Reel Guys by Richard Crouse and Mark Breslin
Published: September 05, 2011

The Reel Guys take the TTC — usually on the way to a movie — and find that the worst part of the trip is that you can’t watch movies while you wait for the train … until now. Starting on Friday, the Toronto Urban Film Festival will play dozens of movies on the ONESTOP TTC subway platform screens for an estimated audience of 1.3 million daily commuters. The Reel Guys got a sneak peek at 10 of the one minute short films.

Richard: Mark, I liked quite a few of these. A minute from director James Newman is a snapshot of city life from curb level — 60 seconds in the life of the city’s footwear. Is this a fashion parade or a comment on the make-up of the city? You decide.

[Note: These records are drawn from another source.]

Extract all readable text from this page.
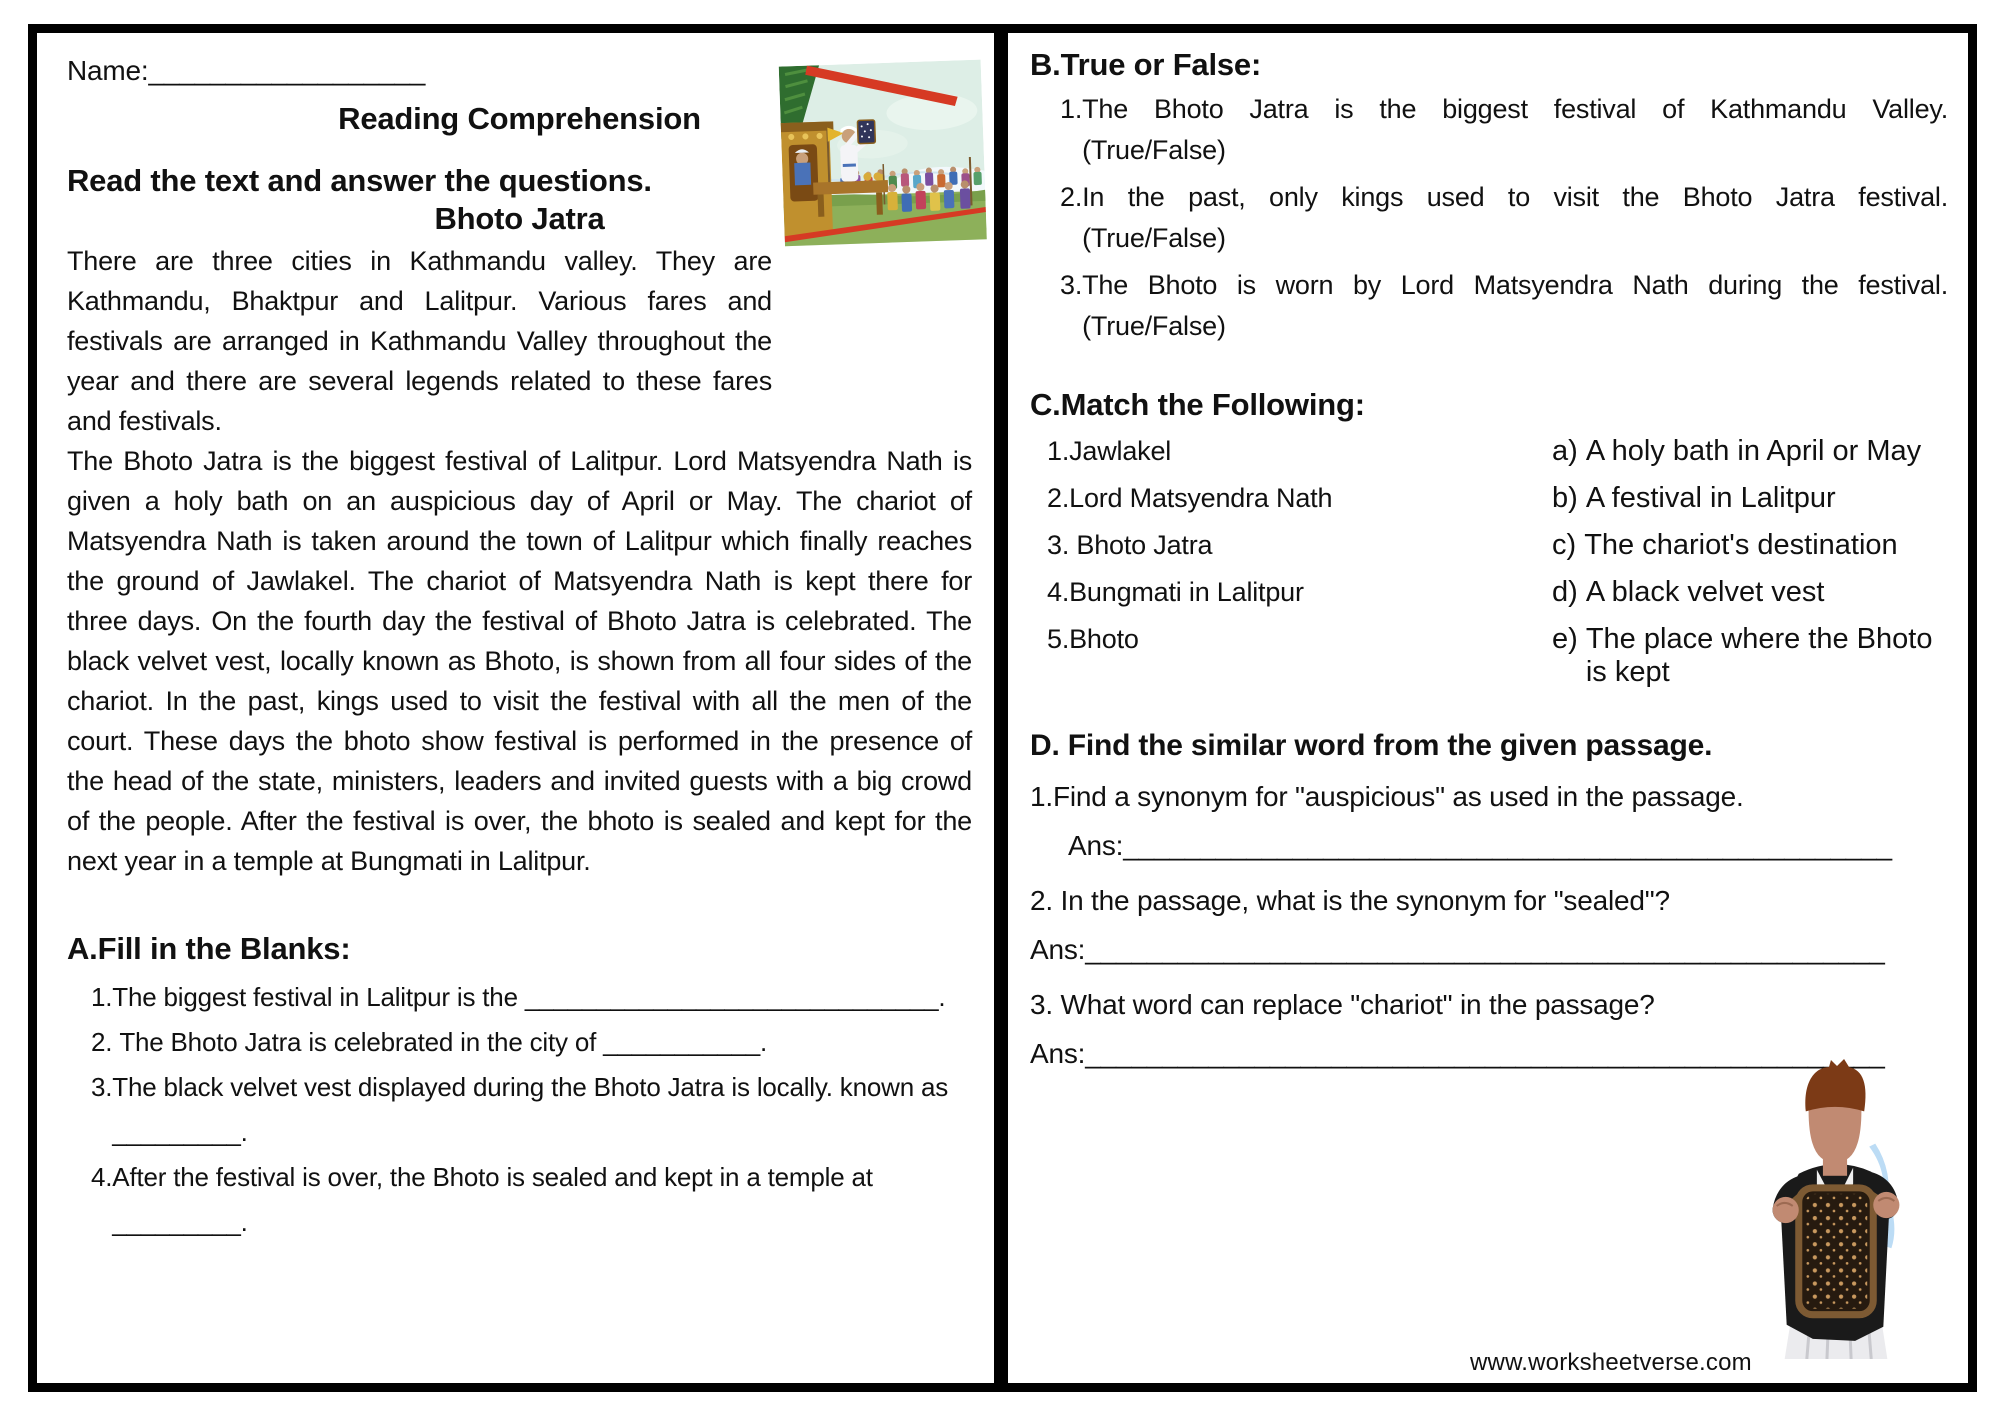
Name:__________________
Reading Comprehension
Read the text and answer the questions.
Bhoto Jatra

There are three cities in Kathmandu valley. They are Kathmandu, Bhaktpur and Lalitpur. Various fares and festivals are arranged in Kathmandu Valley throughout the year and there are several legends related to these fares and festivals.

The Bhoto Jatra is the biggest festival of Lalitpur. Lord Matsyendra Nath is given a holy bath on an auspicious day of April or May. The chariot of Matsyendra Nath is taken around the town of Lalitpur which finally reaches the ground of Jawlakel. The chariot of Matsyendra Nath is kept there for three days. On the fourth day the festival of Bhoto Jatra is celebrated. The black velvet vest, locally known as Bhoto, is shown from all four sides of the chariot. In the past, kings used to visit the festival with all the men of the court. These days the bhoto show festival is performed in the presence of the head of the state, ministers, leaders and invited guests with a big crowd of the people. After the festival is over, the bhoto is sealed and kept for the next year in a temple at Bungmati in Lalitpur.

A.Fill in the Blanks:
1. The biggest festival in Lalitpur is the _____________________________.
2. The Bhoto Jatra is celebrated in the city of ___________.
3. The black velvet vest displayed during the Bhoto Jatra is locally. known as _________.
4. After the festival is over, the Bhoto is sealed and kept in a temple at _________.
B.True or False:
1. The Bhoto Jatra is the biggest festival of Kathmandu Valley.
(True/False)
2. In the past, only kings used to visit the Bhoto Jatra festival.
(True/False)
3. The Bhoto is worn by Lord Matsyendra Nath during the festival.
(True/False)
C.Match the Following:
1. Jawlakel	a) A holy bath in April or May
2. Lord Matsyendra Nath	b) A festival in Lalitpur
3. Bhoto Jatra	c) The chariot's destination
4. Bungmati in Lalitpur	d) A black velvet vest
5. Bhoto	e) The place where the Bhoto is kept
D. Find the similar word from the given passage.
1. Find a synonym for "auspicious" as used in the passage.
Ans:__________________________________________________
2. In the passage, what is the synonym for "sealed"?
Ans:____________________________________________________
3. What word can replace "chariot" in the passage?
Ans:____________________________________________________
www.worksheetverse.com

Mark: In Hang Tough, James Schreyer shoots the current Queen Street scene, including panhandlers and anarcho-hippies, on an old B&W camera, making it feel like lost footage from a far gone era, and linking the scene with Yorkville of the ’60s.

RC: Based on family photographs, Courtship, a watercolour animation by Winnipeg’s Alison Davis, is a poignant look at the beginning and end of a relationship.

MB: Laura Zaylea’s Her House is a deliberately degraded sepia-toned film exploration of a cat, a chair, ancient wallpaper, and some stairs. It could have used a storyline, no matter how slight.

RC: Dystopia, a surreal animated film from Venezuelan director Igor Bastidas, owes a debt to Salvador Dali and Mad Magazine.

MB: In Haircut, by Terry O’Neill and Tara Cooper, a guy gets a haircut in an old fashioned barber shop. Not too interesting, but the camera work and eye popping colour show the filmmakers have talent.

RC: My favourite will probably Rob Ford’s least fave. FLIP HOP by Che Kothari with Elicser & Skamn is an ode to the art of graffiti.  This inventively shot and edited short will make your eyeballs dance.

MB: Shoeshop by Mai Phuong Pham takes place in Hanoi. A shopkeeper plays with his rooster in a shop with shoes piled high to the ceiling. Is the rooster a clever pun? Or dinner, perhaps? A thriller, sort of.

RC: In Fresh Start from Richard B. Pierre a series of optical illusions reignites a heartbroken man’s romantic life. Whimsical and sweet, it tells a complete story in 60 seconds with no sound. Nice.

MB: Woodland by Claire Bennett is a B&W animated tale straight out of the Brothers Grimm. Beautiful to look at — a frightening kid’s tale for all ages.  This one is a complete winner, and I would watch it again and again.